Morningstar, Heartland Capital Strategies, Principles for Responsible Investment and Institutional Shareholder Services (ISS) have written comment letters opposing the proposal along with 41 Democratic members of the House, 13 Democratic members of the Senate and others.
In addition, a coalition of trade groups representing financial institutions with business in the defined contribution space are asking Labor for a 30-day extension to the public comment period on the proposal that is scheduled to end on July 30. They include the American Bankers Association, the Securities Industry and Financial Markets Association, the Insured Retirement Institute, the Investment Company Institute, the Defined Contribution Institutional Investment Association, the Investment Adviser Association and the SPARK Institute.
“The changes described in the proposal are significant and demand comprehensive review in order to properly consider their impact on plan investments and current practices,” reads their letter to the Employee Benefits Security Administration, the division that oversees retirement plans. “To help avoid unintended consequences that could include increased costs and burdens on fiduciaries for the selection of any plan investment, significant limitations on the investment choices of plan participants, and increased risk of litigation against plans, more than thirty days is need for analysis.”

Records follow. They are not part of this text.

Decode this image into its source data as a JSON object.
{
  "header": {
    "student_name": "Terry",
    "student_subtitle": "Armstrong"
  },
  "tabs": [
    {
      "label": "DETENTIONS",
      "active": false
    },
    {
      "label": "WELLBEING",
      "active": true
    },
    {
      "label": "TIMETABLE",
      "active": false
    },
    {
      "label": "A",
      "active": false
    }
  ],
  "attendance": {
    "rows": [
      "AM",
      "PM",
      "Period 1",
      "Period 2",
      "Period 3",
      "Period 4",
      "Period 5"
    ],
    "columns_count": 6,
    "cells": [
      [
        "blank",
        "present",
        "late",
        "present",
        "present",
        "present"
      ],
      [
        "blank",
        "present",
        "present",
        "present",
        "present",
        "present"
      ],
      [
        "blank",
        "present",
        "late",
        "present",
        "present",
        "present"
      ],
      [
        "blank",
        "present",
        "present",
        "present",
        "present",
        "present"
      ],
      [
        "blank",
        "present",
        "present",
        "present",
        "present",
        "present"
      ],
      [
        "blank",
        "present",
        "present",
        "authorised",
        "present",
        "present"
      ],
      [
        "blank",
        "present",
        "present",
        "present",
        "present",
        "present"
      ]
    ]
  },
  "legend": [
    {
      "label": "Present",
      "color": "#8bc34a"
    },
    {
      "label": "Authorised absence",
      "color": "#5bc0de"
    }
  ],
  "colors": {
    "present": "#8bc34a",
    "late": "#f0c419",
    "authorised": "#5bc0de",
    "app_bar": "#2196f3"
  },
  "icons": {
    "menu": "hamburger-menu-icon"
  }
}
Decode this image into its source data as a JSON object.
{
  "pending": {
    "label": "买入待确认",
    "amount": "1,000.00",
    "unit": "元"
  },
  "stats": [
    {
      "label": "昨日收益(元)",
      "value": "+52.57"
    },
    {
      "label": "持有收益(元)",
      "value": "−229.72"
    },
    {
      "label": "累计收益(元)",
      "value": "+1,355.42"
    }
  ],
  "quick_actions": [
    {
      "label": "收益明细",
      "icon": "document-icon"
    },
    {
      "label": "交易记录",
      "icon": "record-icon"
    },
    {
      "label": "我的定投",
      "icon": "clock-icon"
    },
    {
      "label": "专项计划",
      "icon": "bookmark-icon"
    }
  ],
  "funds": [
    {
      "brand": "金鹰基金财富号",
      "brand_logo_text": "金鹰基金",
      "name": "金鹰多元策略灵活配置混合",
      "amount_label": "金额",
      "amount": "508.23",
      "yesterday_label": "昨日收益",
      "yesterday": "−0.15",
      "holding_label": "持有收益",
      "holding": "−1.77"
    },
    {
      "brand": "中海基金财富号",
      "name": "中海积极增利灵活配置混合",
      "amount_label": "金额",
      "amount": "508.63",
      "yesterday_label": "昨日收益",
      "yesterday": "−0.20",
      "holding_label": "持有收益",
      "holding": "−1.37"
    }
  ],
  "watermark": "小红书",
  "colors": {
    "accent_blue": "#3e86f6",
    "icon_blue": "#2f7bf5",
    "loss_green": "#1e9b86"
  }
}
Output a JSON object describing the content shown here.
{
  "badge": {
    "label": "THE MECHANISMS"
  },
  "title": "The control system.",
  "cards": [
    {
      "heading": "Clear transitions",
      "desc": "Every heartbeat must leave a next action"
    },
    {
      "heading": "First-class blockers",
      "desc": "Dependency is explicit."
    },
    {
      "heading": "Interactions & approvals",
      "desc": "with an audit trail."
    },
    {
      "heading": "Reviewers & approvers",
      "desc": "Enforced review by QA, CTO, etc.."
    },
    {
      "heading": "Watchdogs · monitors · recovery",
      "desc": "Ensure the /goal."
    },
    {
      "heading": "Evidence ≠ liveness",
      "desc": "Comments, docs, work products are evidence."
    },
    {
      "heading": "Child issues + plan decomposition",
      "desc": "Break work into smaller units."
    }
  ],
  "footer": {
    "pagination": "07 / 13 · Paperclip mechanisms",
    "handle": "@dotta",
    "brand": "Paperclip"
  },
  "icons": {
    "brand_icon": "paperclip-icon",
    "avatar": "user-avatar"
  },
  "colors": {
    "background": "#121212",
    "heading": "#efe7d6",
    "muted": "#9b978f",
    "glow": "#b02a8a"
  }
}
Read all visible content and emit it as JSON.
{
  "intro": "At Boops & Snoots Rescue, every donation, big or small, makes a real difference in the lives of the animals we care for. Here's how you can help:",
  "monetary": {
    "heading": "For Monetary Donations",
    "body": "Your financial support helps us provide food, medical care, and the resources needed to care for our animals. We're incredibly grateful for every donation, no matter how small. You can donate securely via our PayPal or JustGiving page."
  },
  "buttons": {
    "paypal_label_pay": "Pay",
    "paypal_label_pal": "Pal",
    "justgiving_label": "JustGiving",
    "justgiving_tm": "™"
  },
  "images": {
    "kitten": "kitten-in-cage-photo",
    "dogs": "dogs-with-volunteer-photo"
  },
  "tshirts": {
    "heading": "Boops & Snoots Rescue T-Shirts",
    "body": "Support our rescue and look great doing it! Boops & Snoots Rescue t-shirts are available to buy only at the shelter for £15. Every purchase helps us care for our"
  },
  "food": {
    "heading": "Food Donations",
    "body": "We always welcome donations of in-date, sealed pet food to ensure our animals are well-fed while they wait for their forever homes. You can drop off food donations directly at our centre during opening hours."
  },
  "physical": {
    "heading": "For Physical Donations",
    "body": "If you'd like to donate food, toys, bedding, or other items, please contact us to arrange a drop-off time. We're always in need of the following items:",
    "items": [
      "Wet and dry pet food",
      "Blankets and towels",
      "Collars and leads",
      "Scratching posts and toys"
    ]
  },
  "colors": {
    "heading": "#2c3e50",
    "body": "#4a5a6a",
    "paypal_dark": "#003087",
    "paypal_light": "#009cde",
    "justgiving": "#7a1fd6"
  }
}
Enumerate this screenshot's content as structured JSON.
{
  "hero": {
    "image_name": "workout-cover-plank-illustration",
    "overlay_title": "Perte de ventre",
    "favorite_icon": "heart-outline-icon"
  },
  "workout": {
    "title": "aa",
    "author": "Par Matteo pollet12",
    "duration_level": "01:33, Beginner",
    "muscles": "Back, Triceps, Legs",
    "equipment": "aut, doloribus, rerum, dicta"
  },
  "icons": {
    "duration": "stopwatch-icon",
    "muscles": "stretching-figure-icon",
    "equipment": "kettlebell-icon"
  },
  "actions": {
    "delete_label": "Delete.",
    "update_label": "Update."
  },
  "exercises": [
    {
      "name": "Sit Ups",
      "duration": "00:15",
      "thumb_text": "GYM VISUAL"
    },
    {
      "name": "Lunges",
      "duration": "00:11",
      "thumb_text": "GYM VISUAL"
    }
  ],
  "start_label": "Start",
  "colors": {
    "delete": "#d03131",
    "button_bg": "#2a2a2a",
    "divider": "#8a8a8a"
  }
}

The House Democrats who wrote to the department are asking that the comment period be extended for an additional 60 days.
Unusually Short Comment Period
The Labor’s 30-day comment period on its proposal to limit investments based on consideration of ESG factors for DC plans is unusually short but not unprecedented. The department’s recent fiduciary rule proposal designed to align with the SEC’s also has a 30-day comment period (ending Aug. 6) and has also been criticized by Democrats in Congress and public interest groups.
(Related: Short DOL Fiduciary Rule Comment Period Faces Criticism)
Both proposals have been developed under leadership of Labor Secretary Eugene Scalia, the agency’s head since September and son of the late Supreme Court Justice Antonin Scalia.
The DOL proposal on ESG-focused investments reverses earlier guidance from the agency under the Obama administration, which allowed retirement plans operating under the Employee Retirement Income Security Act to consider the social impact of their investments so long as those investments didn’t compromise fiduciary obligations.
The latest proposal states that ERISA plan fiduciaries may not invest in ESG vehicles if the investment strategy subordinates returns or increases risk “for the purpose of non-financial objectives,” according to a statement from the Labor Department.